Urteile / Presse

Regresse bei Hausbesuchen Abrechnungsfalle GOP 01415

Immer mehr Ärzte weigern sich Hausbesuche durchzuführen. Die Regressgefahr lässt sie davon Abstand nehmen. Im Gegenzug steigt die Zahl der Patienten, die dringend auf Hausbesuche angewiesen sind. Geschuldet ist dies dem demografischen Wandel. Hausärzte, die sich ihren Patienten verpflichtet fühlen und Haus- bzw. Heimbesuche durchführen, werden abgestraft. Unter der Prämisse der Wirtschaftlichkeit werden ärztliche Leistungen geprüft, um die ausreichende, zweckmäßige und wirtschaftliche Leistungserbringung im Solidarsystem der gesetzlichen Krankenversicherung zu gewährleisten. Die Grenze ist jedoch dort zu ziehen, wo von vornherein überlasteten Leistungserbringern abverlangt wird, dass diese noch zusätzlich Routinebesuche bei hochbetagten, multimorbiden und mental eingeschränkten Patienten durchführen und gleichzeitig unter der Prämisse der Wirtschaftlichkeit verlangt, dass diese Besuche, selbst wenn sie angefordert sind, als einfacher Hausbesuch nach GOP 01410 abgerechnet werden.

Dabei verkennen die Prüfgremien, dass Heimbewohner einen Anspruch auf die notwendige, sachgerechte Behandlung haben. Dies inkludiert auch Hausbesuche.

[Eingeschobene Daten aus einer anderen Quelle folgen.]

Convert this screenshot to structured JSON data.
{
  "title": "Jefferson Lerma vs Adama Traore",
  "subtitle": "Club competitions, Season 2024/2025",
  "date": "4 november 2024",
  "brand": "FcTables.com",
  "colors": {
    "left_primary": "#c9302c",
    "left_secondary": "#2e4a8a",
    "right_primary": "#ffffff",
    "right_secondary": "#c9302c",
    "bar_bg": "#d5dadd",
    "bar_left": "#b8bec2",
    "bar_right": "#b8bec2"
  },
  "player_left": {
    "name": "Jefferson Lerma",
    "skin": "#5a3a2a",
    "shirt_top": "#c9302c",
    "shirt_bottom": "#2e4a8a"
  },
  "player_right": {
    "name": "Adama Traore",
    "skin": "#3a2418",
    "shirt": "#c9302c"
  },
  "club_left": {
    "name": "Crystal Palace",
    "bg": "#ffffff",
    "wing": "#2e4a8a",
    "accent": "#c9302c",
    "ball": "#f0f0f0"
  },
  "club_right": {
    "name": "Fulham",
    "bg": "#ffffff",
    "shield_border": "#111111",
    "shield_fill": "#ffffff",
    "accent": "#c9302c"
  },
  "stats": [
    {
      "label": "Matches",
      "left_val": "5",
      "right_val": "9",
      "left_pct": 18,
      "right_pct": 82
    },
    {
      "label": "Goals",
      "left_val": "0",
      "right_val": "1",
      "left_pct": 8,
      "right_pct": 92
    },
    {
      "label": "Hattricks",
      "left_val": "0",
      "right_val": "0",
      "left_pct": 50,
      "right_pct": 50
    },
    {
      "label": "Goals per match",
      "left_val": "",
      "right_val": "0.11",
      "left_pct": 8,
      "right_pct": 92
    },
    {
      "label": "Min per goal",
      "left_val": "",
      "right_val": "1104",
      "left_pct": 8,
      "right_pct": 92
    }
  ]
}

Die Entscheidung, ob ein dringender Besuch erforderlich ist, ist eine Einzelfallentscheidung, die nur der behandelnde Arzt und nicht die Prüfgremien treffen können. Abzustellen ist dabei nicht auf eine ex ante Sicht, sondern auf die bei der jeweiligen Anforderung angegebenen und zugrunde liegenden gesundheitlichen Problematiken. Es kann keinerlei Zweifel daran bestehen, dass Vertragsärzte verpflichtet sind, Haus- und Heimbesuche auszuführen, solange nicht erwiesen ist, dass diese nicht notwendig sind. Sie sind verpflichtet, dem Patienten die aktuell nötige und keinen Aufschub duldende Hilfe zu leisten. Dazu muss der Arzt sich ein eigenes Bild machen. Ferndiagnosen sind aufgrund mündlicher Berichte nicht ausreichend, ganz abgesehen von der dahinterstehenden Haftungsproblematik. Bei der Streichung der Ziffer GOP 01415 kann die Prüfstelle sich nicht darauf berufen, dass auch bei schwerstkranken Patienten Routinebesuche nach GOP01410 abzurechnen sind. Es obliegt nicht dem Leistungserbringer, sondern der Prüfstelle, nachzuweisen, dass der Haus- oder Heimbesuch nicht notwendig war.

Haus- oder Heimbesuche werden von Pflegeeinrichtungen oder Angehörigen häufig angefordert, und sind noch umgehend am gleichen Tage auszuführen. Allein dies rechtfertigt eine Abrechnung nach GOP 01415. Für die Frequenz der Heim- und Hausbesuche gibt es weder Höchstgrenzen noch Richtwerte. Hat der Arzt die Anforderung nicht in der Hand darf er nicht durch Regresse für seine Leistung zusätzlich sanktioniert werden. Im Gegenteil - neben der hohen Arbeitsbelastung müssen die Kranversicherungen dankbar sein, wenn die Hausärzte neben der Sprechstunde noch Pflegeheime versorgen und Hausbesuche durchführen. Somit ist es nicht vertretbar, die Ziffer 01415, die ohne Ermessen des Arztes durch Bestellung des Hausbesuches veranlasst wird, ebenso zu behandeln, wie andere Ziffern, die beeinflussbar sind.

Um einen weiteren Rückgang von Haus- und Heimbesuchen vorzubeugen, ist ein Umdenken der Krankenversicherungen unumgänglich.